Let’s just put it this way. How a patient looks has nothing to do with qi, that mystical magical life force that woo-meisters claim to be the source of all healing but can seemingly never actually characterize or measure. Observing how patients walk, their color, their voice, their vitality does not require a belief in some woo-ful life force. It’s a matter of experience and pattern recognition. There’s something known in the biz as “looking sick.” Good physicians can observe a patient and immediately make an accurate snap judgment about how sick that patient is. It’s not magic. It doesn’t depend upon qi. It’s just a matter of having seen enough really sick patients to know the difference. We know when to be worried that a patient is about to crash and when not to worry.

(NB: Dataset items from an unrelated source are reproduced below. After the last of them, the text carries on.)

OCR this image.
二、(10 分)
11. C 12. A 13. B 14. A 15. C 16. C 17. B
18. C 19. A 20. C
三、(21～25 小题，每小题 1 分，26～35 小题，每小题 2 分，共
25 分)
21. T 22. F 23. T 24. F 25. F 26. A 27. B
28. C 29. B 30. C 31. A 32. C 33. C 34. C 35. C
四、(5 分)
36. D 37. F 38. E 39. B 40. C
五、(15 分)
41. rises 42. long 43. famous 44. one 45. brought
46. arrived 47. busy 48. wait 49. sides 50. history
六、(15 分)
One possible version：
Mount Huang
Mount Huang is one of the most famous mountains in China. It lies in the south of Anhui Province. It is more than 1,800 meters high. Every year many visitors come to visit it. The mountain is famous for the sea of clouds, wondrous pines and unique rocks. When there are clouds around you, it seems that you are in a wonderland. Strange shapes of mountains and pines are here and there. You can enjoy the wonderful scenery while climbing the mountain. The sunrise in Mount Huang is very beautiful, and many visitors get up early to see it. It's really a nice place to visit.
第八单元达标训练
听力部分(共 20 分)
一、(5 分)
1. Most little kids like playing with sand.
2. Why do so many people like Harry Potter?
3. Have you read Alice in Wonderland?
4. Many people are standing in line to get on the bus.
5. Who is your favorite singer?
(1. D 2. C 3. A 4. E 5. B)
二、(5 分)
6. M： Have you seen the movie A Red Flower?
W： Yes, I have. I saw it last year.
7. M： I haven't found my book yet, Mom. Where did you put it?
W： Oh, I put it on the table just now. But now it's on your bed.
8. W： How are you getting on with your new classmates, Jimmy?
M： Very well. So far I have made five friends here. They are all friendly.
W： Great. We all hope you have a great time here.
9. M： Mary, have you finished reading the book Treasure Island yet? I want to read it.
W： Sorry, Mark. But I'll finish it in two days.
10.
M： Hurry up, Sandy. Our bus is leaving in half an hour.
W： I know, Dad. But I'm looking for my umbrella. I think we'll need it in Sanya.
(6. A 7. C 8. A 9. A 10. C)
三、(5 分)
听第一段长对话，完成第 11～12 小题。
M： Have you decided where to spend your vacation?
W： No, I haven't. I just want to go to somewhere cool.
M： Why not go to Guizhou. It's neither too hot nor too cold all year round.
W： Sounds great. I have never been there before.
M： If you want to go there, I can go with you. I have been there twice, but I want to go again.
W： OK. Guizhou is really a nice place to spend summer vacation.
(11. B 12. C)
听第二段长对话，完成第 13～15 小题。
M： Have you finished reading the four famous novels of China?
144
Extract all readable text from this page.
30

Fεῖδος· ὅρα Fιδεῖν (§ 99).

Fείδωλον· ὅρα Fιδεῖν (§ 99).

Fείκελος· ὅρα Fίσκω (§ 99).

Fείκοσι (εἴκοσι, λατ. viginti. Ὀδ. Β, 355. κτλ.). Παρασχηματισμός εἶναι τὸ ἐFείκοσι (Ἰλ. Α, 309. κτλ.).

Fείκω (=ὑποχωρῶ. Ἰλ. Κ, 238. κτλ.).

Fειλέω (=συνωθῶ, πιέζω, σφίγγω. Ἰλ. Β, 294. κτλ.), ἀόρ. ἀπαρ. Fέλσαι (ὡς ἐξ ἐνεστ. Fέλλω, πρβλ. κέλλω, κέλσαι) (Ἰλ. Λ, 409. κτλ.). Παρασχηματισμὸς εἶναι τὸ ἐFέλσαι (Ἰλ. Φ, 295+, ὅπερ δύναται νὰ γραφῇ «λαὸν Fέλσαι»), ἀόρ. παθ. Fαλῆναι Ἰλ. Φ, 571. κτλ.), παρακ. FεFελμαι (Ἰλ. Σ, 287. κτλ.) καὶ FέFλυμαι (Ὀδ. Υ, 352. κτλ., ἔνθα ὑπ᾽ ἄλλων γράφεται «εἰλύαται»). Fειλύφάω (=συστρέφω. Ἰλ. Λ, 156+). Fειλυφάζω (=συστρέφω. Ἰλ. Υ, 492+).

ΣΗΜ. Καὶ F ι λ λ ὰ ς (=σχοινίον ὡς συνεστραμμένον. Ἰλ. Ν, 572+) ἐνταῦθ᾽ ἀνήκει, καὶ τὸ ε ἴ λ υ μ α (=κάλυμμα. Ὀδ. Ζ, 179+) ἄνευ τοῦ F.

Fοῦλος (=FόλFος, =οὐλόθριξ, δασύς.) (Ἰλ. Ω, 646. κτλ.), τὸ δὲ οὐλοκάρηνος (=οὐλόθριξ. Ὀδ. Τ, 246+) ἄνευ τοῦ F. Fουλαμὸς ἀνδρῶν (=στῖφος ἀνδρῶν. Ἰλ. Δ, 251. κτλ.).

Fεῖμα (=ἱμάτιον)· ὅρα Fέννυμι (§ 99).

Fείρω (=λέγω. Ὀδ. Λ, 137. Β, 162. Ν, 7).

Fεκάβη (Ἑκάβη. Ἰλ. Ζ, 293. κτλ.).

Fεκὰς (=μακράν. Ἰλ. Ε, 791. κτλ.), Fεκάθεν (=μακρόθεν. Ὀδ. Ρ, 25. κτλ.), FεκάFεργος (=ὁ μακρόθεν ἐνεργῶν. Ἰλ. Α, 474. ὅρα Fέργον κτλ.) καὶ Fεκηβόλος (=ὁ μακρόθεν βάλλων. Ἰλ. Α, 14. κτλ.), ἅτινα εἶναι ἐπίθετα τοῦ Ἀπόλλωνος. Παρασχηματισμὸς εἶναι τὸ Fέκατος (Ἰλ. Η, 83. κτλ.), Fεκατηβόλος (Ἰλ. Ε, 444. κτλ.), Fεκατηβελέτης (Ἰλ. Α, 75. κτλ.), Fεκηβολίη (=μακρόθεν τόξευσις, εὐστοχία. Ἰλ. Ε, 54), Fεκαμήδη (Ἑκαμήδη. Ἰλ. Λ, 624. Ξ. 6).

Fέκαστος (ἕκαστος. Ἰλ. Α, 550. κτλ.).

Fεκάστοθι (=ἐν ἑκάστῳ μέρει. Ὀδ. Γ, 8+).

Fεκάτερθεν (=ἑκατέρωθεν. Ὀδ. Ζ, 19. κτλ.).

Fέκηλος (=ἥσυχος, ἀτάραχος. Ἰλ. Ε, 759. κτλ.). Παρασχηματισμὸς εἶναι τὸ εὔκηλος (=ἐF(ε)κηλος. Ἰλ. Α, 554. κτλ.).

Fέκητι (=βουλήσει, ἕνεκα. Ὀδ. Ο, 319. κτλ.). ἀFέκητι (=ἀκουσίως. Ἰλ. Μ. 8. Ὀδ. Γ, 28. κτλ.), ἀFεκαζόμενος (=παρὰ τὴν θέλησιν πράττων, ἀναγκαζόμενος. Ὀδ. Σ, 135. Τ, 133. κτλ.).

It’s a skill that in general physicians get better at the longer they practice, as long as they have the opportunity to care for really sick patients.

If you really want to know you’re dealing with a pseudoscience maven, though, there’s one pretty reliable measure, and Oryoki uses it in the comments:

I did not attack the medical community, I particularly refuted the vague generalizations made from narrow minded individuals this person made using her MD to give her credibility where there was none. I do the same with you. Placebo controlled trials are not the only standard of testing. Scientific method does not require placebo. You confused the two. There are a lot of studies on alternative medicine done to the highest standards available, they are findable, you can do the research (but you haven’t). They also cost millions to billions of dollars. Because you cannot patent naturally occurring substances, there is no money to pay back doing the research. The FDA does not control things that are not patented. Homeopathy, is, in fact, controlled by the FDA. It’s part of the original charter. Many of the studies done are done poorly, which is frustrating for everyone, as we have learned, scientism can make presumptions that are incorrect.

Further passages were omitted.